6:17PM: The Angels have officially placed Rendon on the 10-day IL, and called up infielder Jack Mayfield from Triple-A. Rendon will probably be held back from a 60-day IL placement until the Halos have need for an extra 40-man roster spot.
Angels team trainer Mike Frostad also gave reporters (including MLB.com’s Rhett Bollinger) some details on Rendon’s status, saying that Rendon will need 4-6 months to recover. Rendon has a subluxed tendon, and tried to play through the discomfort, though it was known that surgery would eventually be needed to fix the problem.
4:10PM: Angels third baseman Anthony Rendon will undergo surgery on his right wrist next week, the team announced. The procedure will sideline Rendon for the remainder of the 2022 season.
Rendon spent two weeks on the injured list due to soreness in that same wrist earlier this season, and he has missed the last couple of games after re-aggravating the problem. Angels manager Phil Nevin intimated that Rendon was a pinch-hitting possibility as recently as yesterday, so today’s news comes as an unwelcome surprise, and an indication that further testing revealed a more severe problem with Rendon’s wrist.
This will mark the second straight season cut short by surgery for Rendon, as he underwent a hip procedure last August that prematurely ended his 2021 season. That year had already been shortened by multiple trips to the IL for groin, knee, and hamstring injuries, with Rendon’s hip ultimately bearing the brunt as he tried to compensate for those other lower-body problems.
Rendon will finish the season with a .228/.324/.383 slash line and five home runs over 188 plate appearances. While this still works out to above-average offensive production (106 wRC+), it is far below the standard Rendon yet during his heyday with the Nationals, or even in his first Angels season in 2020. Since the start of the 2021 campaign, Rendon has hit only .235/.327/.383 in 437 PA, and played in only 103 games.
The Angels signed Rendon to a seven-year, $245MM free agent deal in December 2019, and apart from Rendon’s strong performance in the shortened 2020 campaign, this deal is already showing signs of joining the Albert Pujols, Josh Hamilton, and Justin Upton contracts in the Angels’ recent history of expensive misfires. Rendon still has four more years to make good on the deal, of course, but he turned 32 earlier this month and now has two lost seasons under his belt.
Rendon’s injury continues a nightmarish stretch for the Angels. In possession of a 27-17 record and a playoff berth on May 24, the Halos have since lost 18 of 21 games, including a 14-game losing streak. Manager Joe Maddon was already fired, and the Angels now face an uphill climb just to break their string of losing seasons, let alone get back into the wild card hunt.
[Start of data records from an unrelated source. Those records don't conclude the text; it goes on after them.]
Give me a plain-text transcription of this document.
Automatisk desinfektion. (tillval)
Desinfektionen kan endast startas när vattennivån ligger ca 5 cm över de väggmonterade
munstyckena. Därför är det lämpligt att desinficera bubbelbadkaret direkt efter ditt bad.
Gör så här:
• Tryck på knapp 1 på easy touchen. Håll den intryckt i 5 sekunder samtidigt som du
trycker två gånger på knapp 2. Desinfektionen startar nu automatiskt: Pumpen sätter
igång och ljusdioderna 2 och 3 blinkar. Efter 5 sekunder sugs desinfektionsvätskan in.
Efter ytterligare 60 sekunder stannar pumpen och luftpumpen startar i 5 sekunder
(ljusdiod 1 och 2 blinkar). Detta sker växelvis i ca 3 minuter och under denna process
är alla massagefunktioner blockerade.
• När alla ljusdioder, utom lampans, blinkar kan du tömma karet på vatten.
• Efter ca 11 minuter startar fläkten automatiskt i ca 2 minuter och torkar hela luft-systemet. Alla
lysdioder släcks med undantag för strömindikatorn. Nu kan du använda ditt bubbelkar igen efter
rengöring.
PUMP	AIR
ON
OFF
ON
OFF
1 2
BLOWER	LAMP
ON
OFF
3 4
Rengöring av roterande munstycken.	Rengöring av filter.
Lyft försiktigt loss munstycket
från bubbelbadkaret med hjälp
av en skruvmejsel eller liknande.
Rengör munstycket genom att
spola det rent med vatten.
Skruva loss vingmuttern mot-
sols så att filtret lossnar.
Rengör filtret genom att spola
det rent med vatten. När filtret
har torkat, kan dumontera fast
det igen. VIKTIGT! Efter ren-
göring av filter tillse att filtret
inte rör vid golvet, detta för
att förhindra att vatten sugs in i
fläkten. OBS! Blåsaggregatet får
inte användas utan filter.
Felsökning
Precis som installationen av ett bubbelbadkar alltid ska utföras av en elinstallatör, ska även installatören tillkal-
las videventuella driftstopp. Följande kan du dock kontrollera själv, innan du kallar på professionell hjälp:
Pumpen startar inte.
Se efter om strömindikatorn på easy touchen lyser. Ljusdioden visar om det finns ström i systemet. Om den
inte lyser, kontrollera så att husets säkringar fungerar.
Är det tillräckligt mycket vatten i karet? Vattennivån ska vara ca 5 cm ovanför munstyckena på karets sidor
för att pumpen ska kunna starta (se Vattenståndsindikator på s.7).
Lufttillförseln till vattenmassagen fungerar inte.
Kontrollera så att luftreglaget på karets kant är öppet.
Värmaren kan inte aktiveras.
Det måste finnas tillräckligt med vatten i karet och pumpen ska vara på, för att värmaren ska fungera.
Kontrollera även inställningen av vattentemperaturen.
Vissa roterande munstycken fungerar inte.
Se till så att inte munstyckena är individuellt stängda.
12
While it is still mid-June and plenty of the season remains, losing Rendon creates yet another hole in an already shaky roster.
Matt Duffy and Tyler Wade figure to handle third base duties in Rendon’s absence, which further weakens second base since that duo and Luis Rengifo were juggling time at the keystone. David Fletcher was placed on the 60-day IL in the aftermath of adductor surgery, and in a best-case scenario would return around the All-Star break. Jack Mayfield, Jose Rojas and Kean Wong are also in the organization, but are imperfect solutions to an already-shaky infield picture. Should the Halos get back into the playoff picture, any of shortstop, second, or third base could be target areas for the trade deadline, depending on who was available and how Anaheim shuffled its other personnel around the diamond.